A temporary steel tent situated on West 31st Street and 10th Avenue will imminently encompass a two-week free exhibition dubbed “Prelude To The Shed,” a preview for the kinds of programs that will soon be performed and showcased at The Shed. Designed by Kunle Adeyemi, with collaboration by artists including Tino Sehgal, William Forsythe, Reggie ‘Regg Roc’ Gray, ABRA, Arca, and Asad Raza, the space emphasizes visual dialogue and an integration of multiple practices within the arts.
The structure uses a series of movable partitions that serve dual functions as seating for attendees, and as separators for the space during live performances, dance numbers, and singing, which take place inside a nearly pitch-black environment.
A series of digital drawing scans by the late British Architect Cedric Price (1934-2003) are also on display outside, which include a large-scale model of one of his unrealized projects called “Fun Palace.” Conceived in the mid-1960s’s and proposed to be built in London but never realized, the project would have been composed of an open-air multi-functional venue using latticed steel columns and trusses that could support and incorporate a theater, an auditorium, a museum, and large open public spaces without walls, windows, or a roof. Price wanted programs and critical structural elements to be the only focal points, similar to the Jacob K. Javits Center.

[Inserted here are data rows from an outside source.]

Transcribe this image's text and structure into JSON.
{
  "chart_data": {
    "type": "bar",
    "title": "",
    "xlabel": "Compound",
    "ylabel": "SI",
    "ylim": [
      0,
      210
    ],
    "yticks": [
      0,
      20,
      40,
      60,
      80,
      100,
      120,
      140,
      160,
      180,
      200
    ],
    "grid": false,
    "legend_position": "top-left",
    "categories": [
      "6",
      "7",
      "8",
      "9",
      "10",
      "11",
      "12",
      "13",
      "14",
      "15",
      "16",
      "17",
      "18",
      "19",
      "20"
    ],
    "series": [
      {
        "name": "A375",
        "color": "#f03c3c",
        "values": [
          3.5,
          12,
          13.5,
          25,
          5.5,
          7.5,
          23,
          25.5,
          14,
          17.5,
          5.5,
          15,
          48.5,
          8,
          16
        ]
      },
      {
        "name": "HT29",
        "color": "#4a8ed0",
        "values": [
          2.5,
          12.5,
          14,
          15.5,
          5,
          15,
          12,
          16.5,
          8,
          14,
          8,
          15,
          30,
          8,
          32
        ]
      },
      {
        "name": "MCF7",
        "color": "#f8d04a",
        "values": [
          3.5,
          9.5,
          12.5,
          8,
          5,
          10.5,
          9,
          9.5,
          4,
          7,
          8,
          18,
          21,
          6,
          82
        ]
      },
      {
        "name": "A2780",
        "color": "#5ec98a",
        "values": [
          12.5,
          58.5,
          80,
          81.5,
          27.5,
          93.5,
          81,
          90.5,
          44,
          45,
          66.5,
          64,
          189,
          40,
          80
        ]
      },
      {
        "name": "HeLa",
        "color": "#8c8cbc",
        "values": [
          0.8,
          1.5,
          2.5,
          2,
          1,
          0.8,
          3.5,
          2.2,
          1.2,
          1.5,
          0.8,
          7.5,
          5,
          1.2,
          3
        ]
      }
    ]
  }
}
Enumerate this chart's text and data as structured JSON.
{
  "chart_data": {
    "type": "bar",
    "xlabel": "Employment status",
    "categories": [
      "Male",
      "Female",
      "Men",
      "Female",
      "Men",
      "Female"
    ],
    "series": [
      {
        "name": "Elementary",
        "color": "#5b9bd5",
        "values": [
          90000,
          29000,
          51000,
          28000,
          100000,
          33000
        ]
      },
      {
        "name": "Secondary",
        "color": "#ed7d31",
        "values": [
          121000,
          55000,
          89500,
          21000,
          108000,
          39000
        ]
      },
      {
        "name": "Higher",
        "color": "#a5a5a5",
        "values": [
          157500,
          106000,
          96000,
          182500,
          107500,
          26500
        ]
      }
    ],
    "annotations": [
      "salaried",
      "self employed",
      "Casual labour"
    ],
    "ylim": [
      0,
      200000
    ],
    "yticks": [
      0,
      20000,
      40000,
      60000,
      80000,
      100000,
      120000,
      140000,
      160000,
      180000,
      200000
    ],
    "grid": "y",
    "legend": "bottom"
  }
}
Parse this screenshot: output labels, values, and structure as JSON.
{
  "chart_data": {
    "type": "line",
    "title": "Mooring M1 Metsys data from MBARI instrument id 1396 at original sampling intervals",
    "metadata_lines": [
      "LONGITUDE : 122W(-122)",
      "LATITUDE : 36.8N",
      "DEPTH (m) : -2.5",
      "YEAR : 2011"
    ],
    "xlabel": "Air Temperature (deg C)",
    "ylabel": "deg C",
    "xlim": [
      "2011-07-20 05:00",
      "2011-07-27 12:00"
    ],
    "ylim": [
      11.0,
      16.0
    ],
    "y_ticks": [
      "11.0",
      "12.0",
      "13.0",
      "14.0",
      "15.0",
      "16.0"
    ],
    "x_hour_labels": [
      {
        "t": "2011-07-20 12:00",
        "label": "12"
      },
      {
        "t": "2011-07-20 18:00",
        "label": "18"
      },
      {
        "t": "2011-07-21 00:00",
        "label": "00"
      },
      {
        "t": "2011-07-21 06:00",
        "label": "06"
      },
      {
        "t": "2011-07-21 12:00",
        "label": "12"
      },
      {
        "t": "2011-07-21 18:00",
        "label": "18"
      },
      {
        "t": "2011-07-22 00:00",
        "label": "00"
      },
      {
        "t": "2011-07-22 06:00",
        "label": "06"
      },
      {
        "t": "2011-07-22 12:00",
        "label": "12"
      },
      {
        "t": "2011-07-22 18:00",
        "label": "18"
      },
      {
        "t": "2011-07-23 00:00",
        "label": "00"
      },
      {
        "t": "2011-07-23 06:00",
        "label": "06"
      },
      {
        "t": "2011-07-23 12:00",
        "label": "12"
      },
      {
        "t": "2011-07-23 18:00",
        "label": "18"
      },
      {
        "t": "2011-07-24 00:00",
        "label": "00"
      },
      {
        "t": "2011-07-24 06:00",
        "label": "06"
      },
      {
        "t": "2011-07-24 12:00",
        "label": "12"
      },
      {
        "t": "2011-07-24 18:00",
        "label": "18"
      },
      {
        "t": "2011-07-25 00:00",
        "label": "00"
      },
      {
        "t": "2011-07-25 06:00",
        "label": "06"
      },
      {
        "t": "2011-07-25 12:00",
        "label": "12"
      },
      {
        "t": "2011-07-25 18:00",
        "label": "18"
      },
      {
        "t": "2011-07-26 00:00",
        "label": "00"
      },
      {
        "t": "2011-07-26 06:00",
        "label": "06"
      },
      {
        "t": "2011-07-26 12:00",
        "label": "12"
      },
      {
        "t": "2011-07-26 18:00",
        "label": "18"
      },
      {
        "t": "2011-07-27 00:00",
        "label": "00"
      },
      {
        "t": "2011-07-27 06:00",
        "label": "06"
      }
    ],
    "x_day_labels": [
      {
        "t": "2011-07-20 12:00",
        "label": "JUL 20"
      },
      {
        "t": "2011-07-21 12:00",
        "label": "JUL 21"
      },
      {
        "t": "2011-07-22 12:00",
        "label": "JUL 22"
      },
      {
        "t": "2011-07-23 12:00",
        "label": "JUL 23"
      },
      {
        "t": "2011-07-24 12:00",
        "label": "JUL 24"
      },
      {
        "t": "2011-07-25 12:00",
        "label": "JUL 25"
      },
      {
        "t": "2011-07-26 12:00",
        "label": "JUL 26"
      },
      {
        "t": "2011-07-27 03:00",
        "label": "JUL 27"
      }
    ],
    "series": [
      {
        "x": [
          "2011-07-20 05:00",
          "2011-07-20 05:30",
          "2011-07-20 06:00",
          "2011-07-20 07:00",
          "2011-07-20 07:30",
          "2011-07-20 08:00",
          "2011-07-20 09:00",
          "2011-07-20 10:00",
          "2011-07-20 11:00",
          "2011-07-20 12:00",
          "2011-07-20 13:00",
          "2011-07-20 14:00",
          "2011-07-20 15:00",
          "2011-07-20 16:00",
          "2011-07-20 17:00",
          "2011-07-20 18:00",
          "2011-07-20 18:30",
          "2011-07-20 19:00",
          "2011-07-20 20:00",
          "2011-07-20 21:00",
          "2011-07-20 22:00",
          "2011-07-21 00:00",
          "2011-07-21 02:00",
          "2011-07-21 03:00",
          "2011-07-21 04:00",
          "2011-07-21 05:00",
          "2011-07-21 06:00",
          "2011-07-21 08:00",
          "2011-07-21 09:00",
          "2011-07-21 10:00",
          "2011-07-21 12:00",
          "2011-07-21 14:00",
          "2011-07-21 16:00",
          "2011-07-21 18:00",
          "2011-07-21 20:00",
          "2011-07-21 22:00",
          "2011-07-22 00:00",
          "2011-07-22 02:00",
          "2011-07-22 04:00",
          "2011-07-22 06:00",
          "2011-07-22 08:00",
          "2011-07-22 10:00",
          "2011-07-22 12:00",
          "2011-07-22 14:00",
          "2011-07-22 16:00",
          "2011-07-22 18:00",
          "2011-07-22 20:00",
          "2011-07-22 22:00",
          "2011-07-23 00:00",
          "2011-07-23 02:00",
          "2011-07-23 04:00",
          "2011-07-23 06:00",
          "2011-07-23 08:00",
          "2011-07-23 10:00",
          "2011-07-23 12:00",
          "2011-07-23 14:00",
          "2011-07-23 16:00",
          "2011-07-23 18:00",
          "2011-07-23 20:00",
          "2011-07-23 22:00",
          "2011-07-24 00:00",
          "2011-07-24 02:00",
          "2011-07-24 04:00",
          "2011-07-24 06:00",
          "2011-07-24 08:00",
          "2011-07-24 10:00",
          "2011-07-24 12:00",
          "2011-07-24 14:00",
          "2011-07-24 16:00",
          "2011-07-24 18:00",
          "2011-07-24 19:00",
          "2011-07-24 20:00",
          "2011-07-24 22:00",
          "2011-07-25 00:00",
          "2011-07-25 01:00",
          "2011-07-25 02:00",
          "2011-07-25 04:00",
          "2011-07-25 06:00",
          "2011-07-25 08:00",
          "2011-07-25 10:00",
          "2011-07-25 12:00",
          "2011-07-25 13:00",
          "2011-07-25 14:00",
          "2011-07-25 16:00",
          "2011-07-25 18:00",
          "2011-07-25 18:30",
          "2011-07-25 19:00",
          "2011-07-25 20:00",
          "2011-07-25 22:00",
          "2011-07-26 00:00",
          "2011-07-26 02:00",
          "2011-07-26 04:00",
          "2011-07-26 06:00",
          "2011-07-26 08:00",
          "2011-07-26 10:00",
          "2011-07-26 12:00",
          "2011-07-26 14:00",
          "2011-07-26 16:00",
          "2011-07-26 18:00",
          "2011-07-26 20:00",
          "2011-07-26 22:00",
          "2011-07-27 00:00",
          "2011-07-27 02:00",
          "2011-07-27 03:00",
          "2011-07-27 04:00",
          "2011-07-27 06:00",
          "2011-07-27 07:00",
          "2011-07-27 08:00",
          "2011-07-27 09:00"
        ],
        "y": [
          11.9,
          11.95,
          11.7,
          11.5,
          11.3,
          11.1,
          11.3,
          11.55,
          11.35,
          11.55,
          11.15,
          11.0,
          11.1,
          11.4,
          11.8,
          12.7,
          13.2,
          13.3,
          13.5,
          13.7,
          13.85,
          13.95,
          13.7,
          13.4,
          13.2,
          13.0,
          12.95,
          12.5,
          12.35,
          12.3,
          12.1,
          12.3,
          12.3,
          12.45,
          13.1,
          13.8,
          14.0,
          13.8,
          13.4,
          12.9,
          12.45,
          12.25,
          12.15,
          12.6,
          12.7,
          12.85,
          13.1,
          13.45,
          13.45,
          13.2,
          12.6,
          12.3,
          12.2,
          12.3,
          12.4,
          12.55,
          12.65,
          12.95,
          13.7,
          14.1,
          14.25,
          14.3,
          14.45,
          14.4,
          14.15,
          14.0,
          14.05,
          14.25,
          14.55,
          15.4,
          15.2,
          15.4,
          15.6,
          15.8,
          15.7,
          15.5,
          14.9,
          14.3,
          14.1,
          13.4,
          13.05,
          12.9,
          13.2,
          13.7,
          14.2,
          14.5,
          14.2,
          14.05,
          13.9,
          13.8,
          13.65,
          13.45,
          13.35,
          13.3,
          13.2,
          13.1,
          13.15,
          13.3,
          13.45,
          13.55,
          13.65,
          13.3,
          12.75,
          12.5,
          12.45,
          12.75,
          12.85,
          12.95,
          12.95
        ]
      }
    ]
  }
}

In the end, the architectural inspiration of Price’s design was an opposition to the idea of creating a monumental and permanent building, and to have the space instead last for at most twenty years (or about one generation), because he believed that buildings should be ethereal and relate only to the world at their moment in time.
This unrealized vision did however play a crucial role in the inspiration for the concept and completion of Richard Rogers and Renzo Piano’s Centre Georges Pompidou in Paris in 1977. Both the Palace and the Pompidou similarly resemble ideas of Metabolist architcture which evolved in the 1960s, and how buildings can closely relate to the needs to adapt and change with the world, just like the biological nature and role of human beings.
Another unrealized project that was showcased was “A Lung For Midtown Manhattan,” which was a rejected proposal for a competition sponsored by the Canadian Center of Architecture in 1999. It called for the use of ventilation to suck in air from the Hudson River and release it into the city.
In an almost literal sense, the non-temporary Shed at the base of 15 Hudson Yards will be as adaptable and flexible as the people who will soon enter its interiors and the surrounding public space. Whether it’s seen as an art gallery, a theater, a rendez-vous point for tourists, or an architectural icon for the ages, its concept inhibits the need to evolve and change through time. The same can be said for cities and their need to adapt in order to survive.
Currently, The Shed is set to open in the spring of 2019, while the public plaza housing the Vessel and the surrounding landscape are set for completion around the same time.
“Prelude To The Shed” will be open every day from May 1 through May 13 from 11:30AM to 9:00PM.